The rebels overran the villages of Zawit Bagoul, Lawania and Ghanymma as they sought control of a key junction connecting the towns of Yafran and Zintan.

Rebels were seen patrolling the streets of Zawit Bagoul, 20 kilometres (12.5 miles) from Zintan.

The rebels later also moved into Lawania, about seven kilometres away, and then Ghanymma, less than 10 kilometres from Yafran, as NATO aircraft were heard overhead.

In Washington meanwhile, US Secretary of State Hillary Clinton accused Gaddafi’s forces of using rape and violence against women as “tools of war.”

She said the United States was “deeply concerned” by reports of widescale rape in Libya and “troubled” by reports that governments across the Middle East and North Africa were using sexual violence to punish protesters.

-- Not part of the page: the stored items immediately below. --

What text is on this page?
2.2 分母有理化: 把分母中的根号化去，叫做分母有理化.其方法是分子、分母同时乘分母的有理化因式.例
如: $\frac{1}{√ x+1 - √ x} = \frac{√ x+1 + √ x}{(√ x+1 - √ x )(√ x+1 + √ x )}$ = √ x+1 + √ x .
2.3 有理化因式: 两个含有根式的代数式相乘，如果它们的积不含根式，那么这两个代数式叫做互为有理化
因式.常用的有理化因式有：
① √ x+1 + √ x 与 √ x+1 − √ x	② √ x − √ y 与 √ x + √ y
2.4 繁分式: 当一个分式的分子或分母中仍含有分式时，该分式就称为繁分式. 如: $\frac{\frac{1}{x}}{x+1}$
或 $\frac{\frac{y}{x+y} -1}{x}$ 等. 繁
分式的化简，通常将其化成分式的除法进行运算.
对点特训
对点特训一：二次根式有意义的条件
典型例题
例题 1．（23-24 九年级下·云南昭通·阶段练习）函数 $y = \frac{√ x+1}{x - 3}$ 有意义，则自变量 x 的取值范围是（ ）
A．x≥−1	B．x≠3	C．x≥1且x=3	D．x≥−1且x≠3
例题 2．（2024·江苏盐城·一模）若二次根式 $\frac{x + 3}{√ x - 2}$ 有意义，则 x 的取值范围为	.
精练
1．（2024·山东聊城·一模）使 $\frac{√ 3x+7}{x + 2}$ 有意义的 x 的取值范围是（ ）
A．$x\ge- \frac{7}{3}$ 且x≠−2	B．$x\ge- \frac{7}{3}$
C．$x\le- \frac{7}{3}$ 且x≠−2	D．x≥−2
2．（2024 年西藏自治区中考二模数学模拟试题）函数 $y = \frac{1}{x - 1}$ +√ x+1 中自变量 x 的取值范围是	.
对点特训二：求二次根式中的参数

“Gaddafi’s security forces and other groups in the region are trying to divide the people by using violence against women and rape as tools of war, and the United States condemns this in the strongest possible terms,” she said.

In Geneva, the UN Human Rights Council on Friday extended a probe into alleged violations in Libya, asking investigators to give an update on the situation at the UN body’s September session.

The UN team of investigators had accused Gaddafi’s regime of carrying out systematic attacks on the population, saying it committed war crimes and also crimes against humanity.

While it noted fewer reports of violations by the opposition, the commission of inquiry set up by the UN Human Rights Council also found rebel forces committed acts that constituted war crimes.

However, as the inquiry team was able to visit Libya only for a short period, it had sought an extension of its mandate.